US and European powers voice 'grave and growing concern' over Iran's nuclear acceleration

Regional diplomatic efforts to de-escalate tensions are praised

Iran's President Ebrahim Raisi on a visit to the Bushehr nuclear plant. AFP
Powered by automated translation

Leaders of the US and three European powers have shared their “grave and growing concern” over Iran’s “provocative” acceleration of its nuclear activities.

They said Tehran’s decreased co-operation with watchdog the International Atomic Energy Agency, which is tasked with monitoring Iran’s nuclear capabilities, made the situation all the more troubling.

The US, France, Germany and the UK praised “our Gulf partners’ regional diplomatic efforts to de-escalate tensions”.

US President Joe Biden, UK Prime Minister Boris Johnson, German Chancellor Angela Merkel and French President Emmanuel Macron were meeting on the sidelines of G20 talks in Rome.

The European countries are signatories to the 2015 deal that Iran also agreed with the EU, the US, China and Russia, giving Tehran sanctions relief in return for curbs on its nuclear capabilities.

In 2018 US president Donald Trump unilaterally withdraw from the accord and renewed heavy sanctions on Tehran, which in return repeatedly breached the terms of the deal.

Negotiations in Vienna, which included Iranian and US officials, about a return to the 2015 agreement have been on hold since June following Iran’s presidential election that brought Ebrahim Raisi to power.
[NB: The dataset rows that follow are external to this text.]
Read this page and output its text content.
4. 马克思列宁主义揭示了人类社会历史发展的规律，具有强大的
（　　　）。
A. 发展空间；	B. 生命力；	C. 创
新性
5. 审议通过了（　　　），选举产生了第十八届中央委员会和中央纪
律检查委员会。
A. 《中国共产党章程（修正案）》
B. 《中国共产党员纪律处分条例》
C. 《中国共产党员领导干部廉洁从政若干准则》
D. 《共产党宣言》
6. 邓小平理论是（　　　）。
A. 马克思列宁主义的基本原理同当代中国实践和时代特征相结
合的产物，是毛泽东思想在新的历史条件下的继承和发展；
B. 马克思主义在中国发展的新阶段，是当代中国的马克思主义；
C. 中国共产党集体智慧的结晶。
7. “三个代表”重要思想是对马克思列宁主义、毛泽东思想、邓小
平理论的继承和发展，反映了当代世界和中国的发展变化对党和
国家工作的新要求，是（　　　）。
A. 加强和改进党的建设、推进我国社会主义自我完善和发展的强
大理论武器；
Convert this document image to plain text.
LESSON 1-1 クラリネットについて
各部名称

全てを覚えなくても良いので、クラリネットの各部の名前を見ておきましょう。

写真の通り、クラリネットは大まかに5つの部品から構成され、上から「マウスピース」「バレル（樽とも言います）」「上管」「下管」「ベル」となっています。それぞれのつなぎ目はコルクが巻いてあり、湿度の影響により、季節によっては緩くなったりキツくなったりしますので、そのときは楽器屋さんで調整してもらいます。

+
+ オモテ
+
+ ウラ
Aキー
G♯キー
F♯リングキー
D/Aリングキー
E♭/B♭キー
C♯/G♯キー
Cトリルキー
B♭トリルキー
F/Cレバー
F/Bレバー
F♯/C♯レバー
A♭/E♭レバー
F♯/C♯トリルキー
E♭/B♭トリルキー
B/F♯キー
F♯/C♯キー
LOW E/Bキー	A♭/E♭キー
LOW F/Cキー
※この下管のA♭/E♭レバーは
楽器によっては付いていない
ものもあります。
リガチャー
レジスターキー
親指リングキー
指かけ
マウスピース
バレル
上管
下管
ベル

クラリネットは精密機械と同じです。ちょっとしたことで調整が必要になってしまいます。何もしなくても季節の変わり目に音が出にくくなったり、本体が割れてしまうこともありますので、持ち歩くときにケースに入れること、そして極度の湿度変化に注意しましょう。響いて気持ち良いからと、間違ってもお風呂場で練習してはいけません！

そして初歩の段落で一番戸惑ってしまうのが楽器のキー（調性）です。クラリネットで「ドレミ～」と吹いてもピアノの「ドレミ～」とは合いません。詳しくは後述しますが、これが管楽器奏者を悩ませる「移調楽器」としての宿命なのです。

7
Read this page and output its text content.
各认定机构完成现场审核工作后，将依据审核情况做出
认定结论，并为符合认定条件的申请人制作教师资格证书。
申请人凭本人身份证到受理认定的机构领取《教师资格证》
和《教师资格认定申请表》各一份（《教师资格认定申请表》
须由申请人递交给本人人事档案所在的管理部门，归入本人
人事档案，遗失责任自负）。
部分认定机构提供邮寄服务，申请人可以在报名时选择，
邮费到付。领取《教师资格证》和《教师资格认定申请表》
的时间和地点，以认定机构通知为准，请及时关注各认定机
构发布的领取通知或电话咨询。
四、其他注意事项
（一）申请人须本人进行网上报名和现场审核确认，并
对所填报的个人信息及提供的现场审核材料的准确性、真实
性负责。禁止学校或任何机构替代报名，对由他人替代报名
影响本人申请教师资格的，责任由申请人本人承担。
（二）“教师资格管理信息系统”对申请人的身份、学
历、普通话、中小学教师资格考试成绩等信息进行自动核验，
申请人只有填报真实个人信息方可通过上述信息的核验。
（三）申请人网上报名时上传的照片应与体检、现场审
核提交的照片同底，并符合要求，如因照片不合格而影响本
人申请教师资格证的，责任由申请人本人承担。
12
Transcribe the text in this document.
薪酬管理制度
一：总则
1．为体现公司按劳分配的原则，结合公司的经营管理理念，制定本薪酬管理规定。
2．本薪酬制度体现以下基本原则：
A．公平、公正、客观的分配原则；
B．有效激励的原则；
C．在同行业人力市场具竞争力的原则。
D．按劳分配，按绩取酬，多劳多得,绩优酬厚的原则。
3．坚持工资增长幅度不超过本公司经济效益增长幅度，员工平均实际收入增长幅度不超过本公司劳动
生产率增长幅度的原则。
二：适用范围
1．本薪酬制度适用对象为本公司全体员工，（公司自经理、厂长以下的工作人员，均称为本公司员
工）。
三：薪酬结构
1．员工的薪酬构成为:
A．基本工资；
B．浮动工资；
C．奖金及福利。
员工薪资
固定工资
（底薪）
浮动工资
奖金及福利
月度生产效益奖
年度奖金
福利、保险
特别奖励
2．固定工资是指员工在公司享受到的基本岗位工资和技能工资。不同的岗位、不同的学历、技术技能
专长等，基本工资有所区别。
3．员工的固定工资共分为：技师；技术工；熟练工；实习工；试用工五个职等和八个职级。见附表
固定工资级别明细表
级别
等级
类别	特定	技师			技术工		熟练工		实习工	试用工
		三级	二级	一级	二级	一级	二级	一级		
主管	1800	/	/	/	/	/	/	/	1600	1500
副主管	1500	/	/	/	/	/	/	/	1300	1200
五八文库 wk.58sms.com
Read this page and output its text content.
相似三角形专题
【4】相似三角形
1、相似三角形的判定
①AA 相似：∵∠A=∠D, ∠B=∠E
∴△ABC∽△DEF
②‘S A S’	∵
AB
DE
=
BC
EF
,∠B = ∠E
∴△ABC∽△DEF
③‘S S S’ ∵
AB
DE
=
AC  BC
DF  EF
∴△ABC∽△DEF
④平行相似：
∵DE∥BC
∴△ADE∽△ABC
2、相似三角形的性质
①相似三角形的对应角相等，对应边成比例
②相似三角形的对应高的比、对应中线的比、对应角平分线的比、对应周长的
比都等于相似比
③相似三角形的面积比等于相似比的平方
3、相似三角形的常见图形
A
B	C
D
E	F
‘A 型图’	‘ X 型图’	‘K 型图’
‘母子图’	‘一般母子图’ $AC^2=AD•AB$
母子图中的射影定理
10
The US and E3 expressed their concern that, despite the pause in the Vienna negotiations, Tehran “has accelerated the pace of provocative nuclear steps, such as the production of highly enriched uranium and enriched uranium metal.

“Iran has no credible civilian need for either measure, but both are important to nuclear weapons programmes,” they said.

They said that further nuclear advances and obstruction of the IAEA would jeopardise a return to the deal.

Mr Biden has said he wants to resurrect a nuclear deal, but only if Iran returns to compliance. Tehran says sanctions, which have frozen billions of dollars of payments for oil imports, must be lifted first and wants assurances they will not return.

Iran’s nuclear negotiator said on Wednesday that the Vienna talks would resume by the end of November, with a date to be announced this week. Ali Bagheri Kani was in Brussels to meet EU official Enrique Mora, who has been co-ordinating the Vienna negotiations.

Asked in Rome when he wanted the talks to resume, Mr Biden said: “They’re scheduled to resume.”

“We are convinced that it remains possible to quickly reach and implement an understanding on return to full compliance to ensure for the long term that Iran’s nuclear program is exclusively for peaceful purposes, and to provide sanctions lifting with long lasting implications for Iran’s economic growth,” the E3 and US said.

“This will only be possible if Iran changes course. We call upon President Raisi to seize this opportunity and return to a good-faith effort to conclude our negotiations as a matter of urgency. That is the only sure way to avoid a dangerous escalation, which is not in any country’s interest.”

They also raised their “shared determination” to address broader security concerns stemming from Iran’s actions in the Middle East.